Vraagtekens bij het gebruik van epinefrine om hartstilstand te behandelen

"Een goede evaluatie van de rol van therapie met adrenaline tijdens hartstilstand lijkt nu noodzakelijk". Dit is de vraag die Clifton W. Callaway, MD, PhD publiceren in zijn redactiekolom op de Journal of American Medical Association in 2012.

[quote font = "0"]

De meest opwindende wetenschappelijke vooruitgang doet zich voor wanneer nieuw onderzoek conventionele wijsheid uitdaagt. Zelfs als een medische praktijk is gebaseerd op minder dan niet-wetenschappelijke gegevens, is het vrijwel onmogelijk om een ​​bestaande therapie te rechtvaardigen, tenzij dwingende nieuwe gegevens leiden tot het in vraag stellen van standaardzorg.1 Een voorbeeld is het gebruik van epinefrine, dat een hoeksteen is van cardiale reanimatie en geavanceerde cardiale levenondersteuning sinds de 1960s. In deze uitgave van JAMA betwist het rapport van Hagihara et al., Gebaseerd op een van de grootste observationele databases van cardiopulmonaire reanimatie (CPR) die ooit is samengesteld, de rol van therapie met adrenaline tijdens hartstilstand. 2 Deze nieuwe gegevens suggereren dat epinefrine gebruik mogelijk geassocieerd zijn met lagere overlevingskansen en slechtere neurologische uitkomsten na een hartstilstand. De oorspronkelijke reden voor het gebruik van adrenaline was dat dit medicijn de bloeddruk van de aorta en daarmee coronaire perfusiedruk tijdens borstcompressies bij dieren verhoogt.3,4

Wanneer CPR geen coronaire perfusiedruk genereert die groter is dan 15 tot 20 mm Hg, treedt zelden of nooit cardiale mechanische activiteit op.5 Het vermogen van epinephrine om coronaire perfusiedruk tijdens reanimatie te verhogen, is bij de mens bevestigd.6 Aldus epinefrine toedienen tijdens CPR verhoogt de kans op herstel van cardiale activiteit met pulsen, wat een essentiële tussenstap is in de richting van overleving op de lange termijn.
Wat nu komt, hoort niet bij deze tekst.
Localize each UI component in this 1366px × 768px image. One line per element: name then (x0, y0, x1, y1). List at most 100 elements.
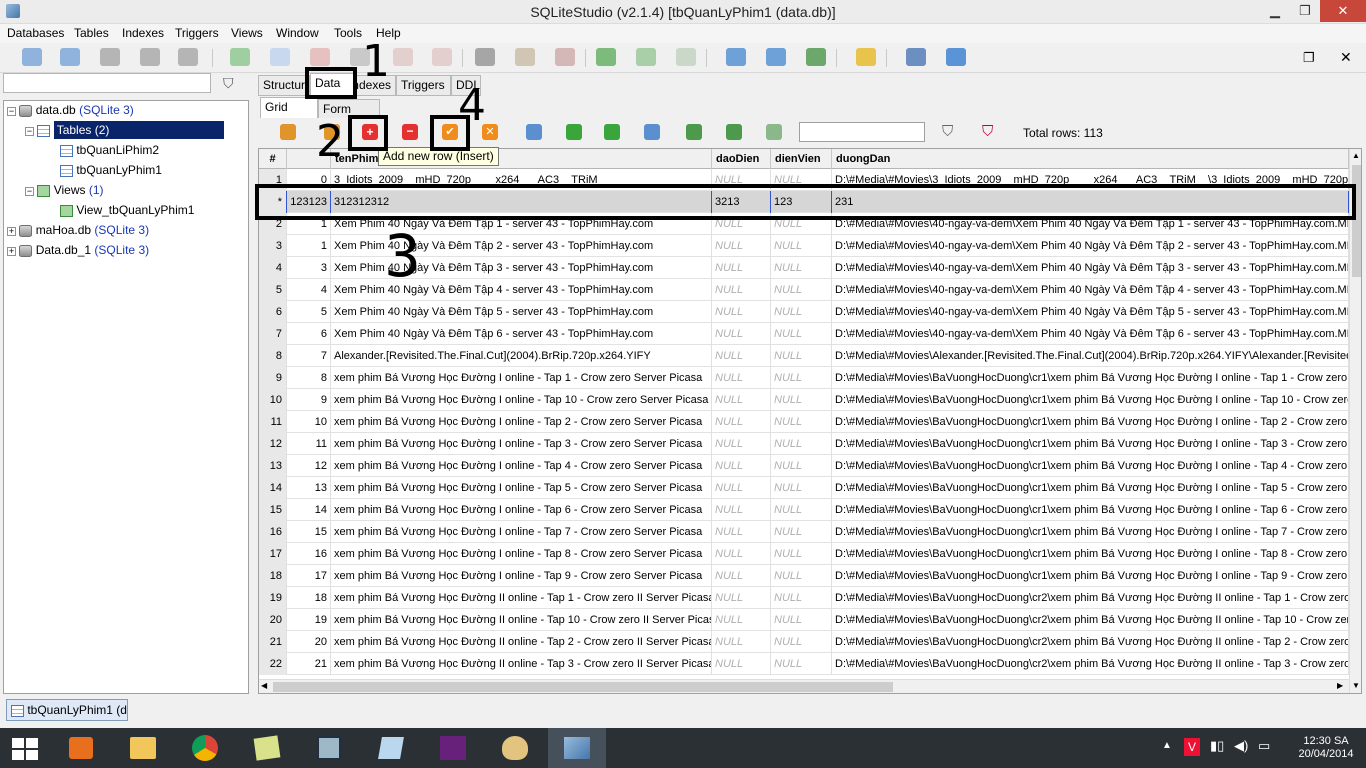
media-player-icon[interactable] (52, 728, 110, 768)
cell-daodien[interactable]: NULL (712, 587, 771, 609)
cell-tenphim[interactable]: Xem Phim 40 Ngày Và Đêm Tập 6 - server 4… (331, 323, 712, 345)
row-number[interactable]: 4 (259, 257, 287, 279)
menu-triggers[interactable]: Triggers (175, 26, 219, 40)
cell-dienvien[interactable]: NULL (771, 257, 832, 279)
app-icon-terminal[interactable] (300, 728, 358, 768)
restore-child-icon[interactable]: ❐ (1303, 50, 1315, 66)
next-page-icon[interactable] (604, 124, 620, 140)
grid-icon[interactable] (686, 124, 702, 140)
cell-id[interactable]: 1 (287, 235, 331, 257)
cell-daodien[interactable]: NULL (712, 279, 771, 301)
data-filter-input[interactable] (799, 122, 925, 142)
drop-table-icon[interactable] (310, 48, 330, 66)
cell-tenphim[interactable]: xem phim Bá Vương Học Đường I online - T… (331, 565, 712, 587)
cell-duongdan[interactable]: D:\#Media\#Movies\40-ngay-va-dem\Xem Phi… (832, 279, 1349, 301)
row-number[interactable]: 8 (259, 345, 287, 367)
cell-duongdan[interactable]: D:\#Media\#Movies\Alexander.[Revisited.T… (832, 345, 1349, 367)
refresh-icon[interactable] (280, 124, 296, 140)
minimize-button[interactable]: ▁ (1260, 0, 1290, 22)
connect-db-icon[interactable] (22, 48, 42, 66)
cell-dienvien[interactable]: NULL (771, 631, 832, 653)
cell-daodien[interactable]: NULL (712, 521, 771, 543)
tab-grid-view[interactable]: Grid view (260, 97, 318, 133)
row-number[interactable]: 22 (259, 653, 287, 675)
table-row[interactable]: 4 3 Xem Phim 40 Ngày Và Đêm Tập 3 - server… (259, 257, 1349, 279)
cell-tenphim[interactable]: xem phim Bá Vương Học Đường I online - T… (331, 499, 712, 521)
header-duongdan[interactable]: duongDan (832, 149, 1349, 169)
cell-dienvien[interactable]: NULL (771, 499, 832, 521)
close-button[interactable]: ✕ (1320, 0, 1366, 22)
cell-daodien[interactable]: NULL (712, 455, 771, 477)
cell-duongdan[interactable]: D:\#Media\#Movies\BaVuongHocDuong\cr2\xe… (832, 609, 1349, 631)
cell-id[interactable]: 5 (287, 301, 331, 323)
cell-tenphim[interactable]: xem phim Bá Vương Học Đường II online - … (331, 609, 712, 631)
header-daodien[interactable]: daoDien (712, 149, 771, 169)
edit-table-icon[interactable] (270, 48, 290, 66)
tree-node-views[interactable]: − Views (1) (25, 181, 104, 199)
cell-id[interactable]: 9 (287, 389, 331, 411)
cell-duongdan[interactable]: D:\#Media\#Movies\BaVuongHocDuong\cr1\xe… (832, 521, 1349, 543)
tree-node-mahoa-db[interactable]: + maHoa.db (SQLite 3) (7, 221, 149, 239)
cell-duongdan[interactable]: D:\#Media\#Movies\BaVuongHocDuong\cr1\xe… (832, 543, 1349, 565)
row-number[interactable]: 21 (259, 631, 287, 653)
edit-trigger-icon[interactable] (515, 48, 535, 66)
new-table-icon[interactable] (230, 48, 250, 66)
sqlitestudio-taskbar-icon[interactable] (548, 728, 606, 768)
header-dienvien[interactable]: dienVien (771, 149, 832, 169)
cell-dienvien[interactable]: NULL (771, 323, 832, 345)
row-number[interactable]: 7 (259, 323, 287, 345)
row-number[interactable]: 9 (259, 367, 287, 389)
cell-id[interactable]: 13 (287, 477, 331, 499)
scroll-left-icon[interactable]: ◀ (261, 681, 267, 690)
cell-duongdan[interactable]: D:\#Media\#Movies\40-ngay-va-dem\Xem Phi… (832, 235, 1349, 257)
cell-tenphim[interactable]: xem phim Bá Vương Học Đường II online - … (331, 587, 712, 609)
cell-duongdan[interactable]: D:\#Media\#Movies\BaVuongHocDuong\cr1\xe… (832, 433, 1349, 455)
row-number[interactable]: 17 (259, 543, 287, 565)
scroll-down-icon[interactable]: ▼ (1352, 681, 1360, 690)
hscroll-thumb[interactable] (273, 682, 893, 692)
cell-id[interactable]: 10 (287, 411, 331, 433)
tree-node-table[interactable]: tbQuanLyPhim1 (60, 161, 162, 179)
cell-duongdan[interactable]: D:\#Media\#Movies\BaVuongHocDuong\cr1\xe… (832, 411, 1349, 433)
cell-dienvien[interactable]: NULL (771, 235, 832, 257)
restore-button[interactable]: ❐ (1290, 0, 1320, 22)
cell-id[interactable]: 19 (287, 609, 331, 631)
add-db-icon[interactable] (100, 48, 120, 66)
row-number[interactable]: 10 (259, 389, 287, 411)
cell-tenphim[interactable]: xem phim Bá Vương Học Đường II online - … (331, 631, 712, 653)
clock[interactable]: 12:30 SA 20/04/2014 (1286, 735, 1366, 761)
edit-index-icon[interactable] (393, 48, 413, 66)
cell-duongdan[interactable]: D:\#Media\#Movies\BaVuongHocDuong\cr1\xe… (832, 565, 1349, 587)
cell-dienvien[interactable]: NULL (771, 587, 832, 609)
collapse-icon[interactable]: − (25, 127, 34, 136)
tree-node-view[interactable]: View_tbQuanLyPhim1 (60, 201, 194, 219)
remove-db-icon[interactable] (178, 48, 198, 66)
edit-view-icon[interactable] (636, 48, 656, 66)
cell-tenphim[interactable]: xem phim Bá Vương Học Đường I online - T… (331, 543, 712, 565)
table-row[interactable]: 8 7 Alexander.[Revisited.The.Final.Cut](20… (259, 345, 1349, 367)
table-row[interactable]: 10 9 xem phim Bá Vương Học Đường I online … (259, 389, 1349, 411)
table-row[interactable]: 17 16 xem phim Bá Vương Học Đường I online… (259, 543, 1349, 565)
scroll-right-icon[interactable]: ▶ (1337, 681, 1343, 690)
cell-dienvien[interactable]: NULL (771, 301, 832, 323)
menu-window[interactable]: Window (276, 26, 319, 40)
chrome-icon[interactable] (176, 728, 234, 768)
cell-dienvien[interactable]: NULL (771, 543, 832, 565)
menu-indexes[interactable]: Indexes (122, 26, 164, 40)
pencil-icon[interactable] (856, 48, 876, 66)
collapse-icon[interactable]: − (25, 187, 34, 196)
cell-duongdan[interactable]: D:\#Media\#Movies\BaVuongHocDuong\cr1\xe… (832, 389, 1349, 411)
cell-duongdan[interactable]: D:\#Media\#Movies\BaVuongHocDuong\cr2\xe… (832, 653, 1349, 675)
cell-duongdan[interactable]: D:\#Media\#Movies\BaVuongHocDuong\cr2\xe… (832, 587, 1349, 609)
scroll-thumb[interactable] (1352, 165, 1361, 277)
cell-daodien[interactable]: NULL (712, 543, 771, 565)
new-trigger-icon[interactable] (475, 48, 495, 66)
row-number[interactable]: 14 (259, 477, 287, 499)
menu-tools[interactable]: Tools (334, 26, 362, 40)
cell-duongdan[interactable]: D:\#Media\#Movies\BaVuongHocDuong\cr2\xe… (832, 631, 1349, 653)
cell-duongdan[interactable]: D:\#Media\#Movies\BaVuongHocDuong\cr1\xe… (832, 455, 1349, 477)
row-number[interactable]: 15 (259, 499, 287, 521)
cell-tenphim[interactable]: xem phim Bá Vương Học Đường I online - T… (331, 521, 712, 543)
cell-daodien[interactable]: NULL (712, 609, 771, 631)
filter-icon[interactable]: ⛉ (942, 123, 953, 140)
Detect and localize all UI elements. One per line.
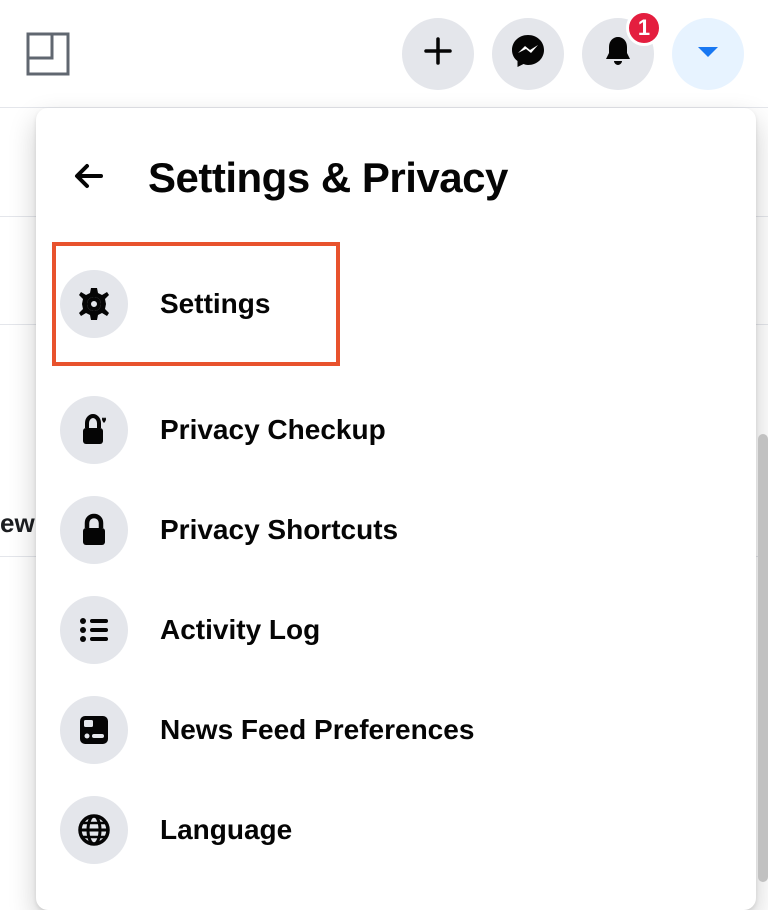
background-text: ew <box>0 508 35 539</box>
scrollbar[interactable] <box>758 434 768 882</box>
header-buttons: 1 <box>402 18 744 90</box>
lock-heart-icon <box>60 396 128 464</box>
menu-item-activity-log[interactable]: Activity Log <box>52 580 740 680</box>
menu-item-privacy-checkup[interactable]: Privacy Checkup <box>52 380 740 480</box>
arrow-left-icon <box>71 157 109 200</box>
feed-icon <box>60 696 128 764</box>
menu-label: Privacy Checkup <box>160 414 386 446</box>
menu-item-privacy-shortcuts[interactable]: Privacy Shortcuts <box>52 480 740 580</box>
plus-icon <box>422 35 454 72</box>
back-button[interactable] <box>60 148 120 208</box>
panel-header: Settings & Privacy <box>52 128 740 238</box>
create-button[interactable] <box>402 18 474 90</box>
messenger-button[interactable] <box>492 18 564 90</box>
account-dropdown-button[interactable] <box>672 18 744 90</box>
settings-privacy-panel: Settings & Privacy Settings Privacy Chec… <box>36 108 756 910</box>
top-header: 1 <box>0 0 768 108</box>
menu-item-news-feed-preferences[interactable]: News Feed Preferences <box>52 680 740 780</box>
menu-item-language[interactable]: Language <box>52 780 740 880</box>
menu-item-settings[interactable]: Settings <box>52 242 340 366</box>
menu-label: Activity Log <box>160 614 320 646</box>
caret-down-icon <box>694 37 722 70</box>
notifications-button[interactable]: 1 <box>582 18 654 90</box>
panel-title: Settings & Privacy <box>148 154 508 202</box>
globe-icon <box>60 796 128 864</box>
menu-label: Privacy Shortcuts <box>160 514 398 546</box>
messenger-icon <box>509 32 547 75</box>
gear-icon <box>60 270 128 338</box>
menu-label: Settings <box>160 288 270 320</box>
notification-badge: 1 <box>626 10 662 46</box>
list-icon <box>60 596 128 664</box>
lock-icon <box>60 496 128 564</box>
app-logo-icon[interactable] <box>24 30 72 78</box>
menu-label: Language <box>160 814 292 846</box>
menu-label: News Feed Preferences <box>160 714 474 746</box>
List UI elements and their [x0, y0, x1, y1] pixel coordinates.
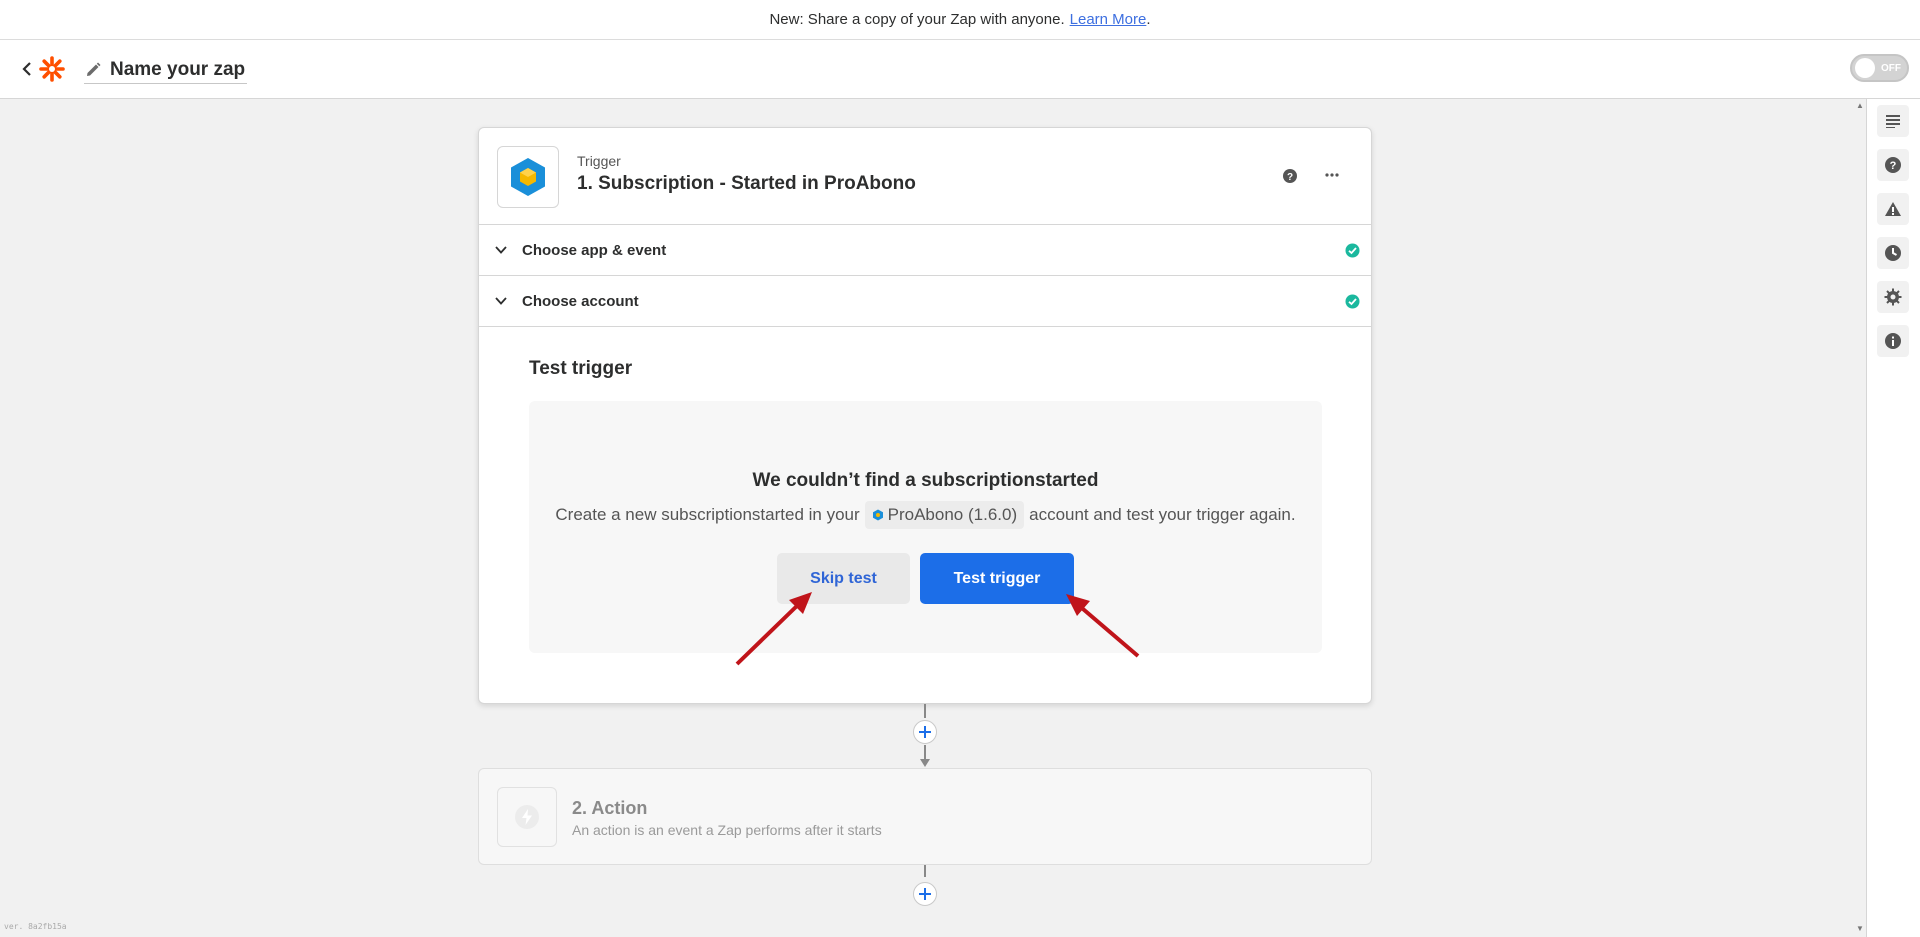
complete-check-icon — [1345, 243, 1360, 258]
chevron-left-icon — [22, 62, 31, 76]
add-step-button[interactable] — [913, 882, 937, 906]
section-choose-app-event[interactable]: Choose app & event — [479, 225, 1371, 276]
test-trigger-button[interactable]: Test trigger — [920, 553, 1074, 604]
section-label: Choose account — [522, 292, 639, 310]
proabono-app-icon — [497, 146, 559, 208]
complete-check-icon — [1345, 294, 1360, 309]
step-connector — [924, 865, 926, 877]
zap-name-field[interactable]: Name your zap — [84, 56, 248, 84]
settings-button[interactable] — [1877, 281, 1909, 313]
svg-text:?: ? — [1890, 160, 1897, 172]
info-icon — [1885, 333, 1901, 349]
back-button[interactable] — [18, 58, 36, 80]
pencil-icon — [87, 62, 101, 76]
action-step-description: An action is an event a Zap performs aft… — [572, 822, 882, 838]
zap-on-off-toggle[interactable]: OFF — [1850, 54, 1909, 82]
zap-name: Name your zap — [110, 58, 246, 80]
help-icon: ? — [1283, 169, 1297, 183]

De oorspronkelijke onderzoeken in de 1960s bij honden definieerden de standaard 1-mg-dosis van epinefrine die sindsdien werd gebruikt zonder gewichtsaanpassing of interspeciesvergelijking voor volwassen patiënten.3,4
Het herstellen van pulsen na een hartstilstand lijkt een onmiddellijke stap in de richting van herstel, maar garandeert geen goede resultaten voor de patiënt. Gedurende het laatste decennium hebben geïnduceerde hypothermie en geïntegreerde zorgplannen het aantal patiënten dat in het ziekenhuis is opgenomen na reanimatie verhoogd tot het ontslag uit het ziekenhuis.7 Deze ervaringen hebben de verwachting gewekt dat reanimatietherapieën niet alleen kortetermijnresultaten, zoals het terugkeren van pulsen, moeten verbeteren, maar ook langeretermijn- en patiëntgerichte uitkomsten zoals functionele status en kwaliteit van leven.8 Het onderzoek door Hagihara et al overtreft veel eerdere rapporten door het hebben van volledige 1-maand overlevings- en functionele statusgegevens, gemeten aan de hand van cerebrale prestatiecategorie (CPC) en uitkomstprestatie Categorie (OPC). De ordinale schalen van CPC en OPC beschrijven het algemene functioneren van patiënten. Patiënten met CPC- of OPC-scores van 1 of 2 kunnen terugkeren naar hun leven en hun families, terwijl patiënten met CPC- of OPC-scores van 3 of hoger langdurige zorg vereisen en misschien niet eens bewust zijn.